Guida al 730 fai da te

Guida al 730 fai da te

Guida al 730 fai da te

Per presentare la dichiarazione dei redditi devo per forza rivolgermi a un CAF (centro di assistenza fiscale) o a un professionista?

La risposta è NO. Da qualche anno il contribuente ha la possibilità di accedere a un servizio online, direttamente sul sito dell’Agenzia delle Entrate, con il quale può procedere autonomamente alla predisposizione della propria dichiarazione dei redditi.

Il link è il seguente: https://dichiarazioneprecompilata.agenziaentrate.gov.it

Per poter accedere è necessario avere le credenziali:

  • o dell’Agenzia delle Entrate
  • o dell’INPS
  • oppure dello SPID (Sistema Pubblico Identità Digitale).

Per registrarsi è sufficiente seguire le istruzioni, piuttosto semplici, dalle pagine dei siti interessati.
Di seguito i link del sito dell’Agenzia delle Entrate e dell’INPS:

In caso di richiesta on line i codici di accesso vengono consegnati in due fasi: la prima parte delle credenziali viene rilasciata immediatamente dopo la richiesta, direttamente on line o via sms o email, mentre la seconda parte viene inviata all’indirizzo di residenza, di solito nel giro di 15 giorni al massimo.
Questa procedura richiede una tempistica più lunga per via dei tempi di spedizione con posta ordinaria. In alternativa ci si può recare personalmente in uno degli uffici dell’Agenzia delle Entrate o dell’INPS e farne richiesta. In questo caso il rilascio è immediato e completo.

Quest’anno il termine per la predisposizione e la consegna telematica del 730 precompilato tramite l’applicazione web è il 24 luglio, perciò se siete interessati e ancora non siete in possesso delle credenziali di accesso, il mio consiglio è quello di andare personalmente presso uno degli uffici indicati, altrimenti rischiate di non riceverle per tempo.

Il servizio web permette sia l’invio del 730 sia l’invio della dichiarazione dei redditi “normale”. In questo caso il termine per la trasmissione è il 30 settembre 2017 (che cadendo di sabato diventa il 2 ottobre 2017). Attenzione però che in caso di dichiarazione a debito di imposta il termine per il pagamento era il 30 giugno 2017; è possibile pagare entro il 31 luglio 2017 senza incorrere in sanzioni, sommando un piccolo interesse pari allo 0,4% dell’imposta dovuta.
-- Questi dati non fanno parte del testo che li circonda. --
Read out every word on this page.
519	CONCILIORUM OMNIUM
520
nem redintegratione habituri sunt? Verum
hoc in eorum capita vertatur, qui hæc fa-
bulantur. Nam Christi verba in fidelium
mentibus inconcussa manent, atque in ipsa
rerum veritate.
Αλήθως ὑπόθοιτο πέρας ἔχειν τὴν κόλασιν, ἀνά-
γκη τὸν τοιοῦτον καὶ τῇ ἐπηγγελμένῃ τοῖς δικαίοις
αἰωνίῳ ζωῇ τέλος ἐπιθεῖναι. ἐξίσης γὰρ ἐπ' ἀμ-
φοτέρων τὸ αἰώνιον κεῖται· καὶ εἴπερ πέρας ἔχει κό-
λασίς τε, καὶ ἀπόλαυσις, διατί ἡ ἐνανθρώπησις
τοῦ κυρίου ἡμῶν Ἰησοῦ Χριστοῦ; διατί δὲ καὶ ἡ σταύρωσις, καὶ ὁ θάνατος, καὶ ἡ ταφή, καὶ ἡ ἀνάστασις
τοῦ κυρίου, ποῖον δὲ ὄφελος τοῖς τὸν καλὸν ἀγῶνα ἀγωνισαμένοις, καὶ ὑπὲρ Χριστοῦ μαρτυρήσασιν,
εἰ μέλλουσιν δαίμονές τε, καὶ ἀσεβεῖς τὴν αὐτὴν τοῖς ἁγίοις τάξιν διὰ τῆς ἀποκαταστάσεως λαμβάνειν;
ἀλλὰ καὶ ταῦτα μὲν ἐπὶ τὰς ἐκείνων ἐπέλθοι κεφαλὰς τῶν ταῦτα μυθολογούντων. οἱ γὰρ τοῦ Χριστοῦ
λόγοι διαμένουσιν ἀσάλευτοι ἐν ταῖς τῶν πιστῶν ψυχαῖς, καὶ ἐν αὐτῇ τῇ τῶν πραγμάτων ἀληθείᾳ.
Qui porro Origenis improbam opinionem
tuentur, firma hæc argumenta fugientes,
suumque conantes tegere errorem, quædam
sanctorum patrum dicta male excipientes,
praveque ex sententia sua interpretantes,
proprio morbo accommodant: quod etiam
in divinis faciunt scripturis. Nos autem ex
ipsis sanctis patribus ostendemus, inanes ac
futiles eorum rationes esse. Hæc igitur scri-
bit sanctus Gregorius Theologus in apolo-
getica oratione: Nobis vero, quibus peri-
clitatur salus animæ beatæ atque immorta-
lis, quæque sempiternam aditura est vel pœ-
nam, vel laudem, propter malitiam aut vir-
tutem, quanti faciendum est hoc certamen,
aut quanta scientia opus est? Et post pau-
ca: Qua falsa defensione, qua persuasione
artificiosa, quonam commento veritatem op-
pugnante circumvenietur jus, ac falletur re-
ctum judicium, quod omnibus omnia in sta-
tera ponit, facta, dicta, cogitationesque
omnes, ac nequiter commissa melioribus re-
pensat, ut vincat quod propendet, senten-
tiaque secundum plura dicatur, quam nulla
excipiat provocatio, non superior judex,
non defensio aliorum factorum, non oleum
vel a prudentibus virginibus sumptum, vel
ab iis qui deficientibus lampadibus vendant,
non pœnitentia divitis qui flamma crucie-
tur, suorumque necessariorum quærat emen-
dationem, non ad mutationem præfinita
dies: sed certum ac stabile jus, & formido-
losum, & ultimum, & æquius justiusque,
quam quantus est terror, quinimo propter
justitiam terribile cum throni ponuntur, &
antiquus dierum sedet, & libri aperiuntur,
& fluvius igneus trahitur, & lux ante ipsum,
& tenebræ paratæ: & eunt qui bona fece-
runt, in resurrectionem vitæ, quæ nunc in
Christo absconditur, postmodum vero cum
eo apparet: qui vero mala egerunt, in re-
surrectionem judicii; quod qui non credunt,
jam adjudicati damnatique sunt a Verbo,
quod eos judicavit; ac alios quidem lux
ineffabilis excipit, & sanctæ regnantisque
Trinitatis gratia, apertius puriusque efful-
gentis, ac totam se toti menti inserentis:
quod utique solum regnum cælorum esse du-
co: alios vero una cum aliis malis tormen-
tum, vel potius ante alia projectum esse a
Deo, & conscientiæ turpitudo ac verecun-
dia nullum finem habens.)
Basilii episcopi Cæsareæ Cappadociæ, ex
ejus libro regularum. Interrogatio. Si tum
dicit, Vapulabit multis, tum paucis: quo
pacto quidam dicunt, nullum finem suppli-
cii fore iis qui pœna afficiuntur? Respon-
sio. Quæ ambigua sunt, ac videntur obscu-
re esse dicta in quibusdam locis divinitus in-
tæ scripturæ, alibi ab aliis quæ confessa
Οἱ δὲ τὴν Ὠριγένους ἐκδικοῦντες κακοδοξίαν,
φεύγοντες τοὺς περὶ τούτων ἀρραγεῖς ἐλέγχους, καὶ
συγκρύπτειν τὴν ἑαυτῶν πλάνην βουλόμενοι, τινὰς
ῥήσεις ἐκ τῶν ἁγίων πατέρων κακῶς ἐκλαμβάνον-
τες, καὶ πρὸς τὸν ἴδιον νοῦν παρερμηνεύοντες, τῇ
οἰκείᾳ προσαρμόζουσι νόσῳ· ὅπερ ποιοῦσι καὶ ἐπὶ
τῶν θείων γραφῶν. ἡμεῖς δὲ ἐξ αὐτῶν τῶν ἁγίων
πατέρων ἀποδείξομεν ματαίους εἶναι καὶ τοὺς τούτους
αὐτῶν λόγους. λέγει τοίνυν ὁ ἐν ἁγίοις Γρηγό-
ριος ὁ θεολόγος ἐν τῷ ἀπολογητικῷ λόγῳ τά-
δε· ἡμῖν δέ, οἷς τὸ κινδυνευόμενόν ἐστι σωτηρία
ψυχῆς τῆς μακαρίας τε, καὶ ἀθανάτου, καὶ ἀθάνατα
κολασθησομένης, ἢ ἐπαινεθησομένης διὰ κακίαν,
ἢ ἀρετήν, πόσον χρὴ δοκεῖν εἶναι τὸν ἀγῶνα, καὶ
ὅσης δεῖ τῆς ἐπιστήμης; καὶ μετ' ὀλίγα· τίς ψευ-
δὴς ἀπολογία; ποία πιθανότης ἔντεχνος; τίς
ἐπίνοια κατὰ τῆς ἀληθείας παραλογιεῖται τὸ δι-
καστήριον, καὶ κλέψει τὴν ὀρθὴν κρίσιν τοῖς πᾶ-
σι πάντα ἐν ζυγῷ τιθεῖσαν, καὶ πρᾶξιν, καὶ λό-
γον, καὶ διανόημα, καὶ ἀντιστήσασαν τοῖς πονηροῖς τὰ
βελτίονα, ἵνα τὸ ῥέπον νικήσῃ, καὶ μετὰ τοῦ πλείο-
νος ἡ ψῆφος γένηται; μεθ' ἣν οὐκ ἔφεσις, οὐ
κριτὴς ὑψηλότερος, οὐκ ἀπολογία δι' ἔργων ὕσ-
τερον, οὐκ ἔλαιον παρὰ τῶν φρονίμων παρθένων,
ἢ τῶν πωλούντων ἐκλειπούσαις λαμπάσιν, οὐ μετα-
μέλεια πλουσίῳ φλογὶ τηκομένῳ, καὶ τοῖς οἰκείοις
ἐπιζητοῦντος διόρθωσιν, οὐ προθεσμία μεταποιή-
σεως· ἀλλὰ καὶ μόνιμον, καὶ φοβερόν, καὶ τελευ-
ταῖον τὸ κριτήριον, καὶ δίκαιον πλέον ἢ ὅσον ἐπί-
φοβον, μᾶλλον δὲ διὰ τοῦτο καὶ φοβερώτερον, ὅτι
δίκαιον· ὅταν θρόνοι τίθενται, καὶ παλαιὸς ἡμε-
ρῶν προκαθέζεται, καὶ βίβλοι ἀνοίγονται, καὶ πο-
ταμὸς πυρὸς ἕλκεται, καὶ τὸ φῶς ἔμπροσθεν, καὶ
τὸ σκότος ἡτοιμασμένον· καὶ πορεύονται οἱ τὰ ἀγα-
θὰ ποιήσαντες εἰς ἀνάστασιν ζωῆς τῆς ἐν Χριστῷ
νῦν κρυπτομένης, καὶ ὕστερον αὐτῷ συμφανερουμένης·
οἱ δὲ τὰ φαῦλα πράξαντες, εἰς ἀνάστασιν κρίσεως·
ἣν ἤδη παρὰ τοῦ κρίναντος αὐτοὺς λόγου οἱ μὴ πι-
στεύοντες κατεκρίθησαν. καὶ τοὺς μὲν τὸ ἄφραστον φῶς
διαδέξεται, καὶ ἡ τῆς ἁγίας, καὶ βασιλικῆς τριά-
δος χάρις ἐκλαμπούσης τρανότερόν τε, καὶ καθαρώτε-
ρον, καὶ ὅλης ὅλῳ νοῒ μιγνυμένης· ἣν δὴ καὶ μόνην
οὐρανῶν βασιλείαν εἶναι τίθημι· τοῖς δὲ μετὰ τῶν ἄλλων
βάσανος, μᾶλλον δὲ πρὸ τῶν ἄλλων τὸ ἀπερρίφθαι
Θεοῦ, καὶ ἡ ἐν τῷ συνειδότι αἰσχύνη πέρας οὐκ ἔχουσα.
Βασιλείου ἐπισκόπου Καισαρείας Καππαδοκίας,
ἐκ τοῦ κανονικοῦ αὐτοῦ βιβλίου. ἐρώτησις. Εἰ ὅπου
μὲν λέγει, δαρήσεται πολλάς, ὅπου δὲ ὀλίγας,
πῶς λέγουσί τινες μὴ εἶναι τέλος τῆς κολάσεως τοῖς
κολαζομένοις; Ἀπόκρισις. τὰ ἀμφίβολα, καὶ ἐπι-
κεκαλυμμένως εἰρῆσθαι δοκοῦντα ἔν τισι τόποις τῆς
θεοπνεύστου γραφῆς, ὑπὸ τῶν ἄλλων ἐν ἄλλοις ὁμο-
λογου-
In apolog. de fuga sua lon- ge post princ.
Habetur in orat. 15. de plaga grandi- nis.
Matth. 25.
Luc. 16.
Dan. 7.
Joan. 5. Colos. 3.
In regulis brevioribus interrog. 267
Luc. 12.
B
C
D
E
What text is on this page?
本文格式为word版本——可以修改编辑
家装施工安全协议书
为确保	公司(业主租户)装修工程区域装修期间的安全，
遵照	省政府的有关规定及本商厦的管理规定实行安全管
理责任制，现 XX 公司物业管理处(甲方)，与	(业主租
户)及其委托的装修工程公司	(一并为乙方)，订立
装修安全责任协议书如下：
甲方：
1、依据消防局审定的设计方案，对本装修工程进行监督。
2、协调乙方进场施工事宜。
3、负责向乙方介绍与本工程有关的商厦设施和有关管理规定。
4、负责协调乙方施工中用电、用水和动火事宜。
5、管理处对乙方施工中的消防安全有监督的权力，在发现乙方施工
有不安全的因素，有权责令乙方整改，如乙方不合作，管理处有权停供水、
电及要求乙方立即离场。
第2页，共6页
Qual è la differenza tra modello 730 e modello di dichiarazione dei redditi, ex modello “Unico” che quest’anno è stato rinominato “Redditi”e che i più maturi tra noi ricordano col nome di “740”?

Il 730 interessa quei contribuenti che hanno un sostituto di imposta (un datore di lavoro o un ente pensionistico) che può procedere, direttamente in busta paga, ad effettuare il conguaglio delle imposte, dovute o a rimborso.
Chi non ha un datore di lavoro non ha nessuno che può provvedere ad effettuare i conguagli al suo posto, pertanto dovrà predisporre il modello “Redditi” ed effettuare i conguagli autonomamente o, in caso di credito, richiederne il rimborso all’Agenzia delle Entrate.
Il 730 è una possibilità, non un obbligo. Chi ha un datore di lavoro può, ma non deve, predisporre il 730. In caso di conguaglio delle imposte a debito, sostanzialmente non ci sono vantaggi in una scelta piuttosto che l’altra; se invece il conguaglio è a credito è più conveniente il 730 rispetto al modello “Redditi” perché il rimborso è più veloce rispetto alla richiesta all’Agenzia delle Entrate, che richiede tempi più lunghi.


Attenzione:
i titolari di partita IVA devono sempre compilare il modello “Redditi”, qualunque sia il regime adottato e anche se non hanno effettuato operazioni con la partita IVA.


Ho ottenuto le credenziali per poter compilare la dichiarazione dei redditi autonomamente (modello 730 o modello Redditi), adesso sarò davvero capace di farla?

Il sito dell’Agenzia delle Entrate mette a disposizione parecchie informazioni e guide e una sezione con le domande frequenti, a mio parere piuttosto ben fatta. Di seguito il link:

https://infoprecompilata.agenziaentrate.gov.it/portale/web/guest/home

Se uno ha un pochino di dimestichezza e una situazione semplice può tranquillamente procedere da solo, in alternativa può sempre chiedere una consulenza a un professionista di fiducia, che gli spiegherà come compilare il modulo senza errori.

E buone dichiarazioni dei redditi a tutti!